The majority claims that today’s bill is a scaled-down version of the HEROES Act, the bill we considered back in May. And if the majority’s funding calculations on the amount of money we are spending in this bill are accurate, that may be technically correct. But it still has the exact same policies and problems as the HEROES Act.

This bill includes massive spending, even in areas where we appropriated funds as part of the CARES Act in March and haven’t fully spent them yet. Funding for Democratic policy priorities at the expense of bipartisan ones. Inclusion of provisions that are completely unrelated to coronavirus relief, like a complicated and controversial multiemployer pension bill, a provision repealing an existing provision of law requiring the auction of t-band spectrum, massive student loan forgiveness and mandating national vote by mail. Some of these may deserve consideration, but what they are doing in a bill that is supposed to be about providing relief to Americans affected by the coronavirus pandemic is beyond me.

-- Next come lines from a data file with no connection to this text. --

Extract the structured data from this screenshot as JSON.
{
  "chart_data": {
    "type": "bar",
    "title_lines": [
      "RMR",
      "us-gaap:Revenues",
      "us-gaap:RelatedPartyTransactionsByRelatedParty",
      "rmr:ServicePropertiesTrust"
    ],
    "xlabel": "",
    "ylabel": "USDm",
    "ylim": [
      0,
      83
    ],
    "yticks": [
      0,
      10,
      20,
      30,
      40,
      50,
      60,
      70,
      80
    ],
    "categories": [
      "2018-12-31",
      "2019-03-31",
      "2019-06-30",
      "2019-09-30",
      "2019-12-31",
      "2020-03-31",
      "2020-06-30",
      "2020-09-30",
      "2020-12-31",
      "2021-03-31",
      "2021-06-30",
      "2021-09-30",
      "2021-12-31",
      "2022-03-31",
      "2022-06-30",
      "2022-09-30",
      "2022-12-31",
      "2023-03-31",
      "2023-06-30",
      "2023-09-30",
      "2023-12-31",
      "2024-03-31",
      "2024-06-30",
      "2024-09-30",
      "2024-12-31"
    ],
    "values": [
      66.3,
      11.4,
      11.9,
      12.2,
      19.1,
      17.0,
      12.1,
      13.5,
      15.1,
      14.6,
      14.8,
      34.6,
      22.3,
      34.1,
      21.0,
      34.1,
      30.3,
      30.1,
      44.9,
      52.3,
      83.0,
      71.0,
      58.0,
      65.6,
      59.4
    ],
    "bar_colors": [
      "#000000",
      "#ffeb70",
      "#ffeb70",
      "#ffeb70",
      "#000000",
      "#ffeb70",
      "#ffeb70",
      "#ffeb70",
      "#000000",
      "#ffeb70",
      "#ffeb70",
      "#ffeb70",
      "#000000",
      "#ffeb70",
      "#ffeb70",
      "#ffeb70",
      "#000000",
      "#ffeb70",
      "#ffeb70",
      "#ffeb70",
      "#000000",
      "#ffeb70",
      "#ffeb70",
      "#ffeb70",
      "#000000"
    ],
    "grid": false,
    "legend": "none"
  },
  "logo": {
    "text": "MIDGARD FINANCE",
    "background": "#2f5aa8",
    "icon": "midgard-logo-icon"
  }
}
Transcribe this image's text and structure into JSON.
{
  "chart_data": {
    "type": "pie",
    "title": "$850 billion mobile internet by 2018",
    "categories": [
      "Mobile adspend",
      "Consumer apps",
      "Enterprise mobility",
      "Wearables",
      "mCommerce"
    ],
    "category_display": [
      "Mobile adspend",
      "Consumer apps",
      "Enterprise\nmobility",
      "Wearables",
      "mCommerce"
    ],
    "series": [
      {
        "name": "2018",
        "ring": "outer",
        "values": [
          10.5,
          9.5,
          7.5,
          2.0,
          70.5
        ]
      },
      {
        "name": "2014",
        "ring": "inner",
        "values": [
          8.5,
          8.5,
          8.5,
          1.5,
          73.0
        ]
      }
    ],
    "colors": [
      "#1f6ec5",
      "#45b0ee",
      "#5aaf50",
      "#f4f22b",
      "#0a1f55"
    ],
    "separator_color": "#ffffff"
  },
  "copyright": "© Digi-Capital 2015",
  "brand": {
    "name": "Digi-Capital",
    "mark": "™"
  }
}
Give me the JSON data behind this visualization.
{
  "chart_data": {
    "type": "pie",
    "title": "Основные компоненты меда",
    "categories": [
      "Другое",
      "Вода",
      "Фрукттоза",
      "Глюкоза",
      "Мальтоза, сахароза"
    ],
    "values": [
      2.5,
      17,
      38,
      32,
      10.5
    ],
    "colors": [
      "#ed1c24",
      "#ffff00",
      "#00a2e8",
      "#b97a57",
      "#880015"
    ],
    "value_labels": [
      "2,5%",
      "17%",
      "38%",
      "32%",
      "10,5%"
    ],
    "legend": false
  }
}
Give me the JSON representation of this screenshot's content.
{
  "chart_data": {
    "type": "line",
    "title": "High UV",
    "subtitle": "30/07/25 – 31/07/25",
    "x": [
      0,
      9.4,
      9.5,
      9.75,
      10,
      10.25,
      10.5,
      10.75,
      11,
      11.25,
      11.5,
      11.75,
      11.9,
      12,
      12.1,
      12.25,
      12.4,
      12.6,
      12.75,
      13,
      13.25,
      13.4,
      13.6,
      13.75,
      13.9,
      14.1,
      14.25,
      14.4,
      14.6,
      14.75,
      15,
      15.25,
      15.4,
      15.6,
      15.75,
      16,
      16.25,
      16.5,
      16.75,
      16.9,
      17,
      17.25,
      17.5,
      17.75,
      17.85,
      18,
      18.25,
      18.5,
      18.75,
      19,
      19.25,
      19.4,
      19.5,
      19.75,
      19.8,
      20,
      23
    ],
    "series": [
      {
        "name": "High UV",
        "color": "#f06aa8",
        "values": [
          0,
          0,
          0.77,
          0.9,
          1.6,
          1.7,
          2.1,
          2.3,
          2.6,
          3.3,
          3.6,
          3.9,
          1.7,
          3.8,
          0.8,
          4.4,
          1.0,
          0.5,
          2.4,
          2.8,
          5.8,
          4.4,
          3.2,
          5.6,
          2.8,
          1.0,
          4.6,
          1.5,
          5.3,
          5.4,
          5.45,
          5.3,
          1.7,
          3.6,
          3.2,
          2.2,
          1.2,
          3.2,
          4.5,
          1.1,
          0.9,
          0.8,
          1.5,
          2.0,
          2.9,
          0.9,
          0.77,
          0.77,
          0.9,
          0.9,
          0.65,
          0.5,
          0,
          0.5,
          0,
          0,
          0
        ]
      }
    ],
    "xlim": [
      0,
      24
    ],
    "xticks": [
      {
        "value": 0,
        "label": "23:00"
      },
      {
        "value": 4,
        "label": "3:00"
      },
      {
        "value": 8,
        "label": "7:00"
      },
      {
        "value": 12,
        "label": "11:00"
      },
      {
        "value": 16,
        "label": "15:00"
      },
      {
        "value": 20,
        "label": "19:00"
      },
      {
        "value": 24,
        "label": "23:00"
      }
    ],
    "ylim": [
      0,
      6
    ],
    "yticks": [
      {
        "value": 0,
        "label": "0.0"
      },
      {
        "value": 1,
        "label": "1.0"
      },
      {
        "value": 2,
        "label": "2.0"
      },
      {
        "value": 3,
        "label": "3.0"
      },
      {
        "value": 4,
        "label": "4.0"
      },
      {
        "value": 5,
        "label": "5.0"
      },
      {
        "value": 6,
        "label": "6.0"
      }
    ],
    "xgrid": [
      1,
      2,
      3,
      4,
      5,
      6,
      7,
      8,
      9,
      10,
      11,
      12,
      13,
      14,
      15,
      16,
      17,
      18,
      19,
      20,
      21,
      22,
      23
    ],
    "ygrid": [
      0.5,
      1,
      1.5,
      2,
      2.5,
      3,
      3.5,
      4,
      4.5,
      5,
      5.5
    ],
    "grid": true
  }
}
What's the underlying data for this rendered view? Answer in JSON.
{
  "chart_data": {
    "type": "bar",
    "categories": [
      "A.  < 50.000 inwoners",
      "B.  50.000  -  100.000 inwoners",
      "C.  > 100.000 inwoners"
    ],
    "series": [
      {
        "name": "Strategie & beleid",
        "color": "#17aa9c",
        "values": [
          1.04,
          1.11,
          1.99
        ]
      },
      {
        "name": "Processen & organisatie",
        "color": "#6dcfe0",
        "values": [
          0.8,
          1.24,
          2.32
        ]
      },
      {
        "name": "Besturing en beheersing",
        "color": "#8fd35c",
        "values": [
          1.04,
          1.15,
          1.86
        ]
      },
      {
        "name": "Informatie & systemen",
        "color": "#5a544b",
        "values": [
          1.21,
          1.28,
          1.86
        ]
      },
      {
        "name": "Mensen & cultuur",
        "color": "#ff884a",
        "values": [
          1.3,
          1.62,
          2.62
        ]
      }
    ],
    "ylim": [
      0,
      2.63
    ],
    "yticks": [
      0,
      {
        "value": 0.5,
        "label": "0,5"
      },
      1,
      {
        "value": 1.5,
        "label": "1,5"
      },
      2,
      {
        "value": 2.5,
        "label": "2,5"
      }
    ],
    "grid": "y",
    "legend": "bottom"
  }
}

Mr. Speaker, in any bill of this size it is inevitable that all members will find at least one provision they like.  But it is the package as a whole that is offensive and objectionable. Drafted without Republican input, and with nothing but Democratic ideas and extraneous policy priorities, it is doomed to the same result as happened the last time the majority tried this.

With their actions today, we will not move the ball forward. We will not draw closer to a final deal that actually helps Americans. And what they will do is continue to pass on the chance to work together, as a bipartisan institution, to provide real help to the American people. Just like in May, the majority is putting up a partisan bill when what we need a bipartisan deal. They are doing the same thing, again, and expecting a different result. 

It is indeed, Mr. Speaker, déjà vu all over again.